Aller au contenu

Page:Revue des Deux Mondes - 1882 - tome 49.djvu/600

La bibliothèque libre.
Le texte de cette page a été corrigé et est conforme au fac-similé.

J’en étais ici de cette lettre, lorsque M. Lambert est venu me proposer un nouveau censeur… Mais, monsieur, votre dessein n’est pas de me ruiner, et cela m’arrivera cependant… Il est impossible que ma pièce plaise partout à cet homme, quel qu’il soit. Il exigera de nouveaux cartons.
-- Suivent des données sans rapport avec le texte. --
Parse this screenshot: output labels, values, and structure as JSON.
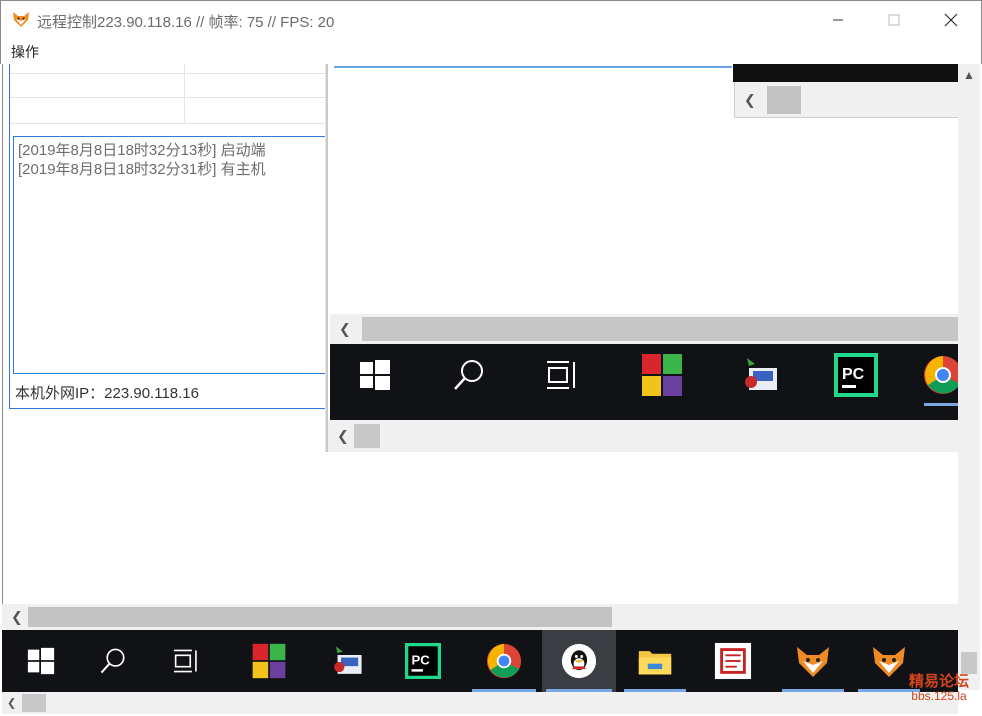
{
  "window": {
    "title": "远程控制223.90.118.16 //  帧率:  75 //  FPS:  20",
    "minimize_glyph": "—",
    "maximize_glyph": "☐",
    "close_glyph": "✕"
  },
  "menu": {
    "items": [
      {
        "label": "操作"
      }
    ]
  },
  "remote_log": {
    "lines": [
      "[2019年8月8日18时32分13秒]   启动端",
      "[2019年8月8日18时32分31秒]   有主机"
    ],
    "ip_label": "本机外网IP：223.90.118.16"
  },
  "taskbar_icons": [
    {
      "name": "windows-start-icon"
    },
    {
      "name": "search-icon"
    },
    {
      "name": "task-view-icon"
    },
    {
      "name": "winrar-icon"
    },
    {
      "name": "e-language-icon"
    },
    {
      "name": "pycharm-icon",
      "text": "PC"
    },
    {
      "name": "chrome-icon"
    },
    {
      "name": "qq-icon"
    },
    {
      "name": "file-explorer-icon"
    },
    {
      "name": "red-app-icon"
    },
    {
      "name": "fox-app-icon"
    },
    {
      "name": "fox-app-icon-2"
    }
  ],
  "watermark": {
    "line1": "精易论坛",
    "line2": "bbs.125.la"
  },
  "colors": {
    "accent_blue": "#2e7bd6",
    "taskbar": "#101216",
    "watermark": "#d4441c"
  }
}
S’il faut que je les fasse, vingt louis, peut-être plus, ne me tireront pas de là… Ah ! monsieur, il faut que je m’arrête ici, je sens que mon cœur se remplit de peine… et je suis trop fâché de vous avoir déplu une fois pour m’y exposer davantage… Monsieur, ayez la bonté de révoquer un ordre injurieux à un censeur que vous estimez et qui va m’être ruineux, à moi à qui je ne pense pas que vous veuillez du mal, que vous portiez de la haine… Monsieur, ne me ruinez pas… ne me perdez pas…[1].

Je suis avec douleur et avec respect, etc.[2].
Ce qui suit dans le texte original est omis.